Poster Presentation The Joint Annual Scientific Meetings of the Endocrine Society of Australia and the Society for Reproductive Biology 2017

A retrospective audit of performance and image enhancing drug (PIED) use and associated biochemical and haematological abnormalities amongst visitors to a needle exchange clinic in Western Sydney (#204)

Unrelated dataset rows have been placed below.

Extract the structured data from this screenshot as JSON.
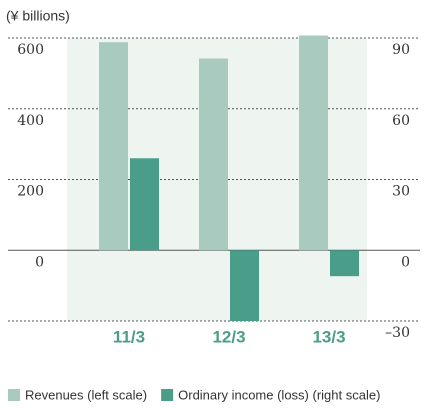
{
  "chart_data": {
    "type": "bar",
    "y_axis_label": "(¥ billions)",
    "categories": [
      "11/3",
      "12/3",
      "13/3"
    ],
    "series": [
      {
        "name": "Revenues (left scale)",
        "color": "#a9cbbf",
        "values": [
          588,
          542,
          607
        ]
      },
      {
        "name": "Ordinary income (loss) (right scale)",
        "color": "#4a9d89",
        "values": [
          39,
          -30,
          -11
        ],
        "axis": "y2"
      }
    ],
    "ylim": [
      -200,
      600
    ],
    "yticks": [
      0,
      200,
      400,
      600
    ],
    "y2lim": [
      -30,
      90
    ],
    "y2ticks": [
      {
        "value": -30,
        "label": "–30"
      },
      0,
      30,
      60,
      90
    ],
    "grid": true,
    "legend": "bottom"
  }
}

Matthew Luttrell 1 , Eva Jackson 2 , Emily Hibbert 3
  1. Wollongong Hospital, Wollongong, NSW, Australia
  2. Nepean Blue Mountains Sexual Health & HIV Clinics, Nepean Hospital, Penrith, NSW, Australia
  3. Sydney Medical School, University of Sydney, Sydney, NSW, Australia

Study aims / objectives:

To report on performance and image enhancing drug (PIED) usage in Western Sydney, including the type and pattern of substance use and associated biochemical and haematological abnormalities.

Population / setting:

A retrospective cohort of young adult male PIED users who have attended a public hospital needle & syringe program (NSP) for the purpose of harm minimisation.

Results:

Sixty-eight adult males who visited the NSP on one or more occasions between October 2008 and February 2016 were included in this audit. Drugs used, patterns and duration of usage were highly varied. Self-reported adverse events were relatively infrequent and there were no reported hospitalisations or serious events.

Current PIED use was associated with a significant change in sixteen biochemical and haematological tests when compared with current non-users. The mean testosterone level was abnormally high and significantly greater in active users compared with non-users (42.4 nmol/L vs. 16.0 nmol/L, p<0.001), with a range of 1.7 nmol/L to >120.0 nmol/L in current users. Mean oestradiol was also elevated in current users (323.4 pmol/L vs. 130.5 pmol/L, p 0.01), with a range of <100 pmol/L to 3199 pmol/L in current users. Active PIED use was associated with abnormal lipid levels, with a low mean HDL cholesterol (0.78 mmol/L vs. 1.02 mmol/L, p 0.002) the most significant finding. Other potential cardiovascular risk factors evaluated including blood pressure, haematocrit, LDL cholesterol, total cholesterol, and C-reactive protein were not significantly different between study groups.

Conclusion:

This study suggests that decreased HDL may be a significant factor in the reported increased risk of cardiovascular disease in PIED users. PIED users are engaged in their health care and actively seek information from reliable sources regarding potential adverse effects of PIEDs use. This study will raise awareness and inform the medical and wider community of potential harms.